Lately I've been trying to work on myself and somethings that should have clicked long ago finally came into light for me. As usual my revelations are simplistic and obvious answers that God has been trying to give me since the beginning. Knocking at my door for ages, asking to share what he knows while I am talking too much and asking a million "less reputable" sources for the answer and fail to hear his gentle rapping on the door of my soul while I scream dramatically, "Help me God, why are you ignoring me?" It happens to me so often it's pathetic but thank you for your patience and gracious persistence lord! :)
I've been reading Dare to Discipline recently and within the first few chapters I realized that this is exactly how I want to parent.
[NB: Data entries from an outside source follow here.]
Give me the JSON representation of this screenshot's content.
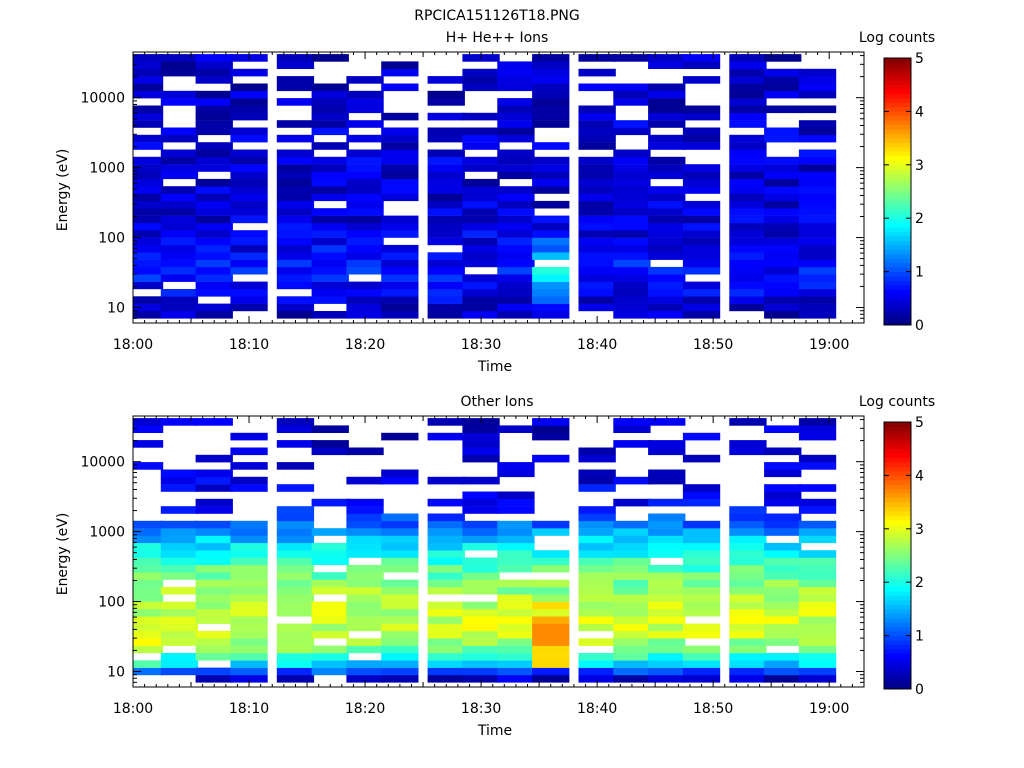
{
  "figure": {
    "title": "RPCICA151126T18.PNG"
  },
  "chart_data": [
    {
      "type": "heatmap",
      "title": "H+ He++ Ions",
      "xlabel": "Time",
      "ylabel": "Energy (eV)",
      "y_scale": "log",
      "xlim": [
        "18:00",
        "19:03"
      ],
      "ylim": [
        6,
        45000
      ],
      "x_ticks": [
        "18:00",
        "18:10",
        "18:20",
        "18:30",
        "18:40",
        "18:50",
        "19:00"
      ],
      "y_ticks": [
        "10",
        "100",
        "1000",
        "10000"
      ],
      "colorbar": {
        "label": "Log counts",
        "range": [
          0,
          5
        ],
        "ticks": [
          "0",
          "1",
          "2",
          "3",
          "4",
          "5"
        ]
      },
      "time_columns": [
        "18:01",
        "18:04",
        "18:07",
        "18:10",
        "18:14",
        "18:17",
        "18:20",
        "18:23",
        "18:27",
        "18:30",
        "18:33",
        "18:36",
        "18:40",
        "18:43",
        "18:46",
        "18:49",
        "18:53",
        "18:56",
        "18:59"
      ],
      "energy_profile": {
        "energy_eV": [
          8,
          12,
          18,
          30,
          50,
          80,
          150,
          300,
          600,
          1200,
          2500,
          5000,
          10000,
          20000,
          40000
        ],
        "log_counts": [
          0.35,
          0.45,
          0.6,
          0.7,
          0.65,
          0.55,
          0.45,
          0.4,
          0.4,
          0.45,
          0.45,
          0.4,
          0.35,
          0.35,
          0.3
        ]
      },
      "features": [
        {
          "time": "18:37",
          "energy_eV": 35,
          "log_counts": 1.9
        }
      ]
    },
    {
      "type": "heatmap",
      "title": "Other Ions",
      "xlabel": "Time",
      "ylabel": "Energy (eV)",
      "y_scale": "log",
      "xlim": [
        "18:00",
        "19:03"
      ],
      "ylim": [
        6,
        45000
      ],
      "x_ticks": [
        "18:00",
        "18:10",
        "18:20",
        "18:30",
        "18:40",
        "18:50",
        "19:00"
      ],
      "y_ticks": [
        "10",
        "100",
        "1000",
        "10000"
      ],
      "colorbar": {
        "label": "Log counts",
        "range": [
          0,
          5
        ],
        "ticks": [
          "0",
          "1",
          "2",
          "3",
          "4",
          "5"
        ]
      },
      "time_columns": [
        "18:01",
        "18:04",
        "18:07",
        "18:10",
        "18:14",
        "18:17",
        "18:20",
        "18:23",
        "18:27",
        "18:30",
        "18:33",
        "18:36",
        "18:40",
        "18:43",
        "18:46",
        "18:49",
        "18:53",
        "18:56",
        "18:59"
      ],
      "energy_profile": {
        "energy_eV": [
          8,
          12,
          18,
          30,
          50,
          80,
          150,
          300,
          600,
          1200,
          2500,
          5000,
          10000,
          20000,
          40000
        ],
        "log_counts": [
          0.3,
          1.5,
          2.3,
          2.8,
          2.9,
          2.8,
          2.6,
          2.3,
          1.8,
          1.2,
          0.6,
          0.5,
          0.45,
          0.4,
          0.35
        ]
      },
      "features": [
        {
          "time": "18:37",
          "energy_eV": 32,
          "log_counts": 3.9
        },
        {
          "time": "18:53",
          "energy_eV": 60,
          "log_counts": 3.2
        },
        {
          "time": "18:01",
          "energy_eV": 30,
          "log_counts": 3.3
        }
      ]
    }
  ]
}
It has a lot of concepts that my mother used on me (thanks for the book mom lol) and the goals and concepts fit my intentions and way of thinking. I'll let you know how it all turns out when I finish it, but I suspect I'll be posting a few nuggets of wisdom from the book in the near future.
Anyway I was thinking back on my different stages of parenting. I actually have a neat age spacing in my children where I gave birth in my teens, 20s and then 30s. I can say that they all had their challenges and as strange as this may seem, in the early infant years my first child was the easiest to parent. I knew what to do. I had zero stress when it came to choosing what was best or right for her and I was confident in my style. I breast fed because it was natural and I stuck with it because I knew it was best. I didn't sweat over co-sleeping, or that she was equal to other children her age. I didn't push her to potty train soon because I didn't know when kids were supposed to be trained. I just listened to her, watches the signs and went with it. Everything with her from the moment I was pregnant felt natural.. I guess you could say I had a mothering instinct from the second she was conceived. So what happened? Why do I doubt some of my parenting skills and intuitions now? Because back then I didn't have magazines, cable, or a computer. I was actually states away from any of my family at all and had a husband that was gone 90% of the time. I had to go on instinct and references from my own mother. I had a total of 2 friends that were in exactly the same predicament I was in (including being young wives and mothers) and we all had the mentality of helping each other because we were all we had. No competition at all. Just help and support.
Now, I still have those same instincts and I still have supportive friends, but I have cluttered up their advice with so much CRAP! I am constantly filling my worries with words from tv, magazines, or looking up how to solve my problems on the internet. I am not saying that those mediums are not helpful at times but I think I have tricked myself into believing that someone always knows better than I do. I have forgotten how to trust my intuition and listen to my conscience, and when I speak of my conscience I believe this to be the holy spirit.
basically this is a long winded way to say that I am going to try and cut out all the "extra noise". I'm going to listen to my instincts and my heart more. I'm going to fine tune my ears to listen to only those that I trust. I mistakenly thought I had to listen to what everyone has to say to be open minded, but really if I only listen to those that I trust, I still get a variety of approaches and advice but from more reputable sources.
Duh right? I totally need God to show me the way, and sometimes he has to use neon lights and arrows to point out each baby step in front of me. I still have so much to learn.